Литмир - Электронная Библиотека
A
A

— Да, — ответила она, — случай… Гирли говорит, что ничего случайного не бывает.

«Ну, не подвернись тут особых обстоятельств, никогда бы Потемкин не дал этого огромного имения», — подумал Сергей Александрович и проговорил вслух:

— А, значит, вам тоже приходилось беседовать со старым Гирли?

— Да, и я часто, в особенности в последнее время, долго думала потом одна о том, что он говорит. Вот он мне сделал подарок, чтобы я чаще вспоминала наши беседы, — и она показала на часы, которые заинтересовали Орленева при его приходе.

— Эти часы подарил вам Гирли?

— Да. Вот вы сказали «случай», — продолжала Маргарита. — Гирли говорит, что всякое действие имеет свою реакцию. Воля человека должна предвидеть противодействие обратных сил, чтобы выдержать их толчок или свести на нет. Ничего не делается случайно.

Орленев видел, что Маргарита вовсе не глупа и во многом не похожа на тех женщин, которых ему приходилось встречать до сих пор.

— Скажите, — спросил он снова, — вы много читали?

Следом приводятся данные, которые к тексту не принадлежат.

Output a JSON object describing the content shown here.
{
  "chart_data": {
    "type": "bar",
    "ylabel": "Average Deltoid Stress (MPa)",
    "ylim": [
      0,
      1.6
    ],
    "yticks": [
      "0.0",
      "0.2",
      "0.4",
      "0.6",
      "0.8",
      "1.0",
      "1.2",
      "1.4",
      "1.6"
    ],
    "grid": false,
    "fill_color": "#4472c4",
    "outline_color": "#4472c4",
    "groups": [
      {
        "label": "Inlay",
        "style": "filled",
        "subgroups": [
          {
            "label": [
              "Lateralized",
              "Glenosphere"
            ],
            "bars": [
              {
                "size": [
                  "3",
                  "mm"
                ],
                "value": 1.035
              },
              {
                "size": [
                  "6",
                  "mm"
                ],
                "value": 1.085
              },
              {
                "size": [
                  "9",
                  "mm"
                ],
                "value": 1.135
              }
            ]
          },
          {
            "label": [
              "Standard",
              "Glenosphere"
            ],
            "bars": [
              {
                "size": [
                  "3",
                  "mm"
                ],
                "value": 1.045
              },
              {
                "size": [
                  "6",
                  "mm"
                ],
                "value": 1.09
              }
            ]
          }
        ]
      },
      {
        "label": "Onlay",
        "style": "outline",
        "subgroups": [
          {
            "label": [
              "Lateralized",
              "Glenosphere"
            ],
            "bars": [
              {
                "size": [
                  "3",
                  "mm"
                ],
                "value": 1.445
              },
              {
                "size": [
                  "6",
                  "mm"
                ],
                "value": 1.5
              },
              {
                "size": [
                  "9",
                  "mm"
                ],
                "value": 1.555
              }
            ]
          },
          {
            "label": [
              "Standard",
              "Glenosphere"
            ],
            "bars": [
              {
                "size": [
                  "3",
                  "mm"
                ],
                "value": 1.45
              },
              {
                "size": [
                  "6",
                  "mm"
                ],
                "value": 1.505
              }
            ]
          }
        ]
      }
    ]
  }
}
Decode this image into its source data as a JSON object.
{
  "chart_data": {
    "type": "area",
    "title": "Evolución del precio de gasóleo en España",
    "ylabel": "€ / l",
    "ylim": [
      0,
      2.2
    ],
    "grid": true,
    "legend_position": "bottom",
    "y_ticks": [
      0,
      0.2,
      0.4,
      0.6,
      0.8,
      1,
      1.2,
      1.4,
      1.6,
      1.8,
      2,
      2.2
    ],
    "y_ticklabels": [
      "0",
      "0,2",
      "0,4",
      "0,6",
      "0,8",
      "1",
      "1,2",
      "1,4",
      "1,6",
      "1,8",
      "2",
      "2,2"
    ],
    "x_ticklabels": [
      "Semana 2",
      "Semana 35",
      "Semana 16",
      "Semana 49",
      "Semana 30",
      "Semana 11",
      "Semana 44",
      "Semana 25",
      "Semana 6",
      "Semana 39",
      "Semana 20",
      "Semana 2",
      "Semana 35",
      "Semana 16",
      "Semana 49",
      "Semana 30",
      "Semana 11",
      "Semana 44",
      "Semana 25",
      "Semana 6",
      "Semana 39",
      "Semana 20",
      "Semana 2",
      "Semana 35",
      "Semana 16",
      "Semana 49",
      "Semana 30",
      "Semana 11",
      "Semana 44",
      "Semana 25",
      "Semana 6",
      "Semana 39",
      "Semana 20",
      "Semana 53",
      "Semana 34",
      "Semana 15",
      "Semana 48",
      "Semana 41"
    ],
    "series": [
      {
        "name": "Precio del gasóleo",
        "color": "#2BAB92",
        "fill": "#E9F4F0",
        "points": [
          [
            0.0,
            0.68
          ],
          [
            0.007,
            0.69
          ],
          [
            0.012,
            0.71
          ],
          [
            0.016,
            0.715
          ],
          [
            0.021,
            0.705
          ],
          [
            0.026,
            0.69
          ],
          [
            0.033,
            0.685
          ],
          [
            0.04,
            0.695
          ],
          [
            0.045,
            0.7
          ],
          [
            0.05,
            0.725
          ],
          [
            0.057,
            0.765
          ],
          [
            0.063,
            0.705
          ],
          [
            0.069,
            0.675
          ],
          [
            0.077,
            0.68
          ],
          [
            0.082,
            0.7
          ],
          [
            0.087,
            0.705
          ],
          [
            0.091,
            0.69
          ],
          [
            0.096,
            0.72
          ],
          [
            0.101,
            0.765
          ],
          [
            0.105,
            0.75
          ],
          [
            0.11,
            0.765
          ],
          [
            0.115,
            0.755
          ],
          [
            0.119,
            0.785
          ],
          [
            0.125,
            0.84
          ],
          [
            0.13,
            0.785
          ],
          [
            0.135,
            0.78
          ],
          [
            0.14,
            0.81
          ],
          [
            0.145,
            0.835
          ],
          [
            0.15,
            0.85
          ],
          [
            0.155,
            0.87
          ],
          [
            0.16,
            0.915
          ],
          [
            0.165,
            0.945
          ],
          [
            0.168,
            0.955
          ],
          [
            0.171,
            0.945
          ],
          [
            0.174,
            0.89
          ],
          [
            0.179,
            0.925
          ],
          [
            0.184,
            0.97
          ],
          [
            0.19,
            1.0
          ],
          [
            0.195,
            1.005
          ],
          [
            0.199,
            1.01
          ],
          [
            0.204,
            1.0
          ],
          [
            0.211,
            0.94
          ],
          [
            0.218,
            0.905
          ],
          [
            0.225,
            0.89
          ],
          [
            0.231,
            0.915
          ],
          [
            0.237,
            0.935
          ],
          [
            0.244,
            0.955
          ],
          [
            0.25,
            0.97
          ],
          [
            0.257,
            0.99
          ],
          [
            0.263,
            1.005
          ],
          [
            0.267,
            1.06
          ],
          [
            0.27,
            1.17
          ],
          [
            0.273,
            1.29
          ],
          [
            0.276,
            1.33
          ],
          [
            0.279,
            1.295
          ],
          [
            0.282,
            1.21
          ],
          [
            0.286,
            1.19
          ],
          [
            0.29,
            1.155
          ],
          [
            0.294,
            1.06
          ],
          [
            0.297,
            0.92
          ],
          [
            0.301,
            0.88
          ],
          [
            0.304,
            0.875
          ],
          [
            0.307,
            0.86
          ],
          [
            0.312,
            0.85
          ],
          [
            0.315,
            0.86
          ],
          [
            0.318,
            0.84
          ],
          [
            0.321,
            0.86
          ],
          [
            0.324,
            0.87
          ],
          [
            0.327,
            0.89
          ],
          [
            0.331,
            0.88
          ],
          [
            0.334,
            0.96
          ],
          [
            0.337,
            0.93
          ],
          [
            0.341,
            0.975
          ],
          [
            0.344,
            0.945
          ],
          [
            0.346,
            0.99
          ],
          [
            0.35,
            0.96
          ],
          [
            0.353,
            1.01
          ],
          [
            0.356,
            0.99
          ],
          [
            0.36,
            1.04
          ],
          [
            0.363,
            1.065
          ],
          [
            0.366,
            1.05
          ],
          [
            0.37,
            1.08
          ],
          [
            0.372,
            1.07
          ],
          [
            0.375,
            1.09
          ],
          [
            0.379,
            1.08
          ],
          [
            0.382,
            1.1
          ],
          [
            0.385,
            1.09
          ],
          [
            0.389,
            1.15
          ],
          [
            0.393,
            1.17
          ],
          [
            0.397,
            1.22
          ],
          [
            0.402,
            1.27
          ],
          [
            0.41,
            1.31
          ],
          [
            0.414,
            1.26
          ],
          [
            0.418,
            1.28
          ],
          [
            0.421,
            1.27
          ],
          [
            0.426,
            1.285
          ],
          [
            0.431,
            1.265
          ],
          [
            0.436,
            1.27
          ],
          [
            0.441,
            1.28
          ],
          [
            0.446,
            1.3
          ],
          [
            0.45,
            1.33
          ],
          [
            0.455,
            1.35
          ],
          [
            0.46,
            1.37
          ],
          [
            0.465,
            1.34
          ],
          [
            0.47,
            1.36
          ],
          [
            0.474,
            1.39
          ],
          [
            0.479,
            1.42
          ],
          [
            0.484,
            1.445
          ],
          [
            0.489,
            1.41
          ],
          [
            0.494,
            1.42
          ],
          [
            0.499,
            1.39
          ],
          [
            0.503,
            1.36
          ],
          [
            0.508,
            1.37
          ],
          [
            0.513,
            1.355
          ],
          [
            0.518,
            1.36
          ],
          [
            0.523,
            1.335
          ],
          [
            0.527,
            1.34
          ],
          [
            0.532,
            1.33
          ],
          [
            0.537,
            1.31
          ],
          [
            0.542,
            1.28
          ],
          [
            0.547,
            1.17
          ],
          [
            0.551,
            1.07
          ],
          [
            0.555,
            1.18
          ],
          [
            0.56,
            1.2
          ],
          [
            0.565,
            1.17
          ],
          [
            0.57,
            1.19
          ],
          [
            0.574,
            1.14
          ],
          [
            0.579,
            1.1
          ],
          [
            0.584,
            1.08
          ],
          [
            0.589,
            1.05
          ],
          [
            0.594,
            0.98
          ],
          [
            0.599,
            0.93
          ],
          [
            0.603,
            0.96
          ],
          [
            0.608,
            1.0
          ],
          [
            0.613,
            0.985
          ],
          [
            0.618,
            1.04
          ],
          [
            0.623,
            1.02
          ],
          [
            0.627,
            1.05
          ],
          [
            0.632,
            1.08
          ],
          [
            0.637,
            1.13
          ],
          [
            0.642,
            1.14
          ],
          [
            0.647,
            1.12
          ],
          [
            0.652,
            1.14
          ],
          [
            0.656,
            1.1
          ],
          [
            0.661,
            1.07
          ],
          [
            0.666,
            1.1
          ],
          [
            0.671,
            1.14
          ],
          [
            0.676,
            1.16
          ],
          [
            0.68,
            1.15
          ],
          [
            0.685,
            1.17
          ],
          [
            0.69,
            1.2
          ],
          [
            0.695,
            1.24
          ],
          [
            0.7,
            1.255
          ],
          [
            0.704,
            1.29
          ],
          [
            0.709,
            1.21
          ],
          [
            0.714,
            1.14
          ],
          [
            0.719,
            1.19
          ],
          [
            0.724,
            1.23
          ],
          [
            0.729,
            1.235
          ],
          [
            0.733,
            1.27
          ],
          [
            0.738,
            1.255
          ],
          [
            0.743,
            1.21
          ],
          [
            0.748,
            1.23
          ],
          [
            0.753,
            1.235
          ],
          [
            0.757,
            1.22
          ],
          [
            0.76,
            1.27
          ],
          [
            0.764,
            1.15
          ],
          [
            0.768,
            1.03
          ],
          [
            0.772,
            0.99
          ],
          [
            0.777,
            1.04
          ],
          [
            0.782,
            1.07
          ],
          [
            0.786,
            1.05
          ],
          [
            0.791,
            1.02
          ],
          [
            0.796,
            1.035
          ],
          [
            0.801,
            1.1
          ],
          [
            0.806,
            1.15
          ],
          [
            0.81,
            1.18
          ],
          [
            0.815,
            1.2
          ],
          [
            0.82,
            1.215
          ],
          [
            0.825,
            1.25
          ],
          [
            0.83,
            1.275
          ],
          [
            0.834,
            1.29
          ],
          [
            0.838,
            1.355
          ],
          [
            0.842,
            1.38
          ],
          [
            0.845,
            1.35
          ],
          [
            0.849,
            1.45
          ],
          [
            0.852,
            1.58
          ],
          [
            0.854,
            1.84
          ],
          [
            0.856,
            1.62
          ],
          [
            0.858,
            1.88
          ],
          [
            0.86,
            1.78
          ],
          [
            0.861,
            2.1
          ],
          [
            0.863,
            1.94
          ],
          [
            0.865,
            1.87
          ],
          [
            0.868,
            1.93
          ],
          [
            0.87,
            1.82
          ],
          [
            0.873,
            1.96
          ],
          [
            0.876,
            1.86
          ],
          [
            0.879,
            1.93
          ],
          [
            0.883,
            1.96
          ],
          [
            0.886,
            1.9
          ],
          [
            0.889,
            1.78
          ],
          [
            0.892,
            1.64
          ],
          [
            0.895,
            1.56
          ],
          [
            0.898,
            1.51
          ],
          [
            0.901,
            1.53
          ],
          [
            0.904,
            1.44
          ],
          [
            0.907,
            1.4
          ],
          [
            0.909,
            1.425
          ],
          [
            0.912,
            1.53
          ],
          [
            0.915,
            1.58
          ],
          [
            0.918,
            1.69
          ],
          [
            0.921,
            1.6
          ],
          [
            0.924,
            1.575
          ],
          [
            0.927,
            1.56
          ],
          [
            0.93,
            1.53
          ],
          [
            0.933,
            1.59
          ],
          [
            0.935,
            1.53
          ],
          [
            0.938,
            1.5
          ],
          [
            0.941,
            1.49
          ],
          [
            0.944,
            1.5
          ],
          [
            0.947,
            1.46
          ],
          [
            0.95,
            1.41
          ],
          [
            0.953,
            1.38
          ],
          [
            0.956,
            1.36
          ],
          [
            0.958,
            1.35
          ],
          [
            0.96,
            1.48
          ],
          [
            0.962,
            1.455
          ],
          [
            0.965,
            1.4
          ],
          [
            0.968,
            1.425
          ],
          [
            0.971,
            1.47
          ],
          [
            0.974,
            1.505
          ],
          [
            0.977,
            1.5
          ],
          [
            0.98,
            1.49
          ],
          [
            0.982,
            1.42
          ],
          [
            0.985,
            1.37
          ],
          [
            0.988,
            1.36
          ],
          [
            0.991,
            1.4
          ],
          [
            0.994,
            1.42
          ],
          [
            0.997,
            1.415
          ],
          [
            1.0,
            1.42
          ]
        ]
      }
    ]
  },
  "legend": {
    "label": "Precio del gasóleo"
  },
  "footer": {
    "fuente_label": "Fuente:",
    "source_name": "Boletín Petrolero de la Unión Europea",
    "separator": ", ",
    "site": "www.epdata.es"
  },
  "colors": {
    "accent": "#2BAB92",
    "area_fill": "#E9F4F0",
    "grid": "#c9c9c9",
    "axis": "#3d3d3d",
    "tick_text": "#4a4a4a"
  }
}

— Кажется, много. Я очень люблю читать. Мне и теперь постоянно привозят книги и журналы из Парижа. Вот на днях еще один из знакомых молодых людей привез целый ящик. Я разбирала его, когда вы пришли… Да, знаете, — вдруг опять с некоторым оживлением заговорила Маргарита, — у меня все всегда бывает порывами. Иногда мне кажется, что я всех ненавижу, что все гадко, и тогда я нарочно бросаюсь в веселье и стараюсь под видом ласки сделать зло каждому. Тогда, когда мы в первый раз увиделись с вами, мне и вам хотелось сделать только одно зло. Сегодня, напротив, я в совершенно другом настроении.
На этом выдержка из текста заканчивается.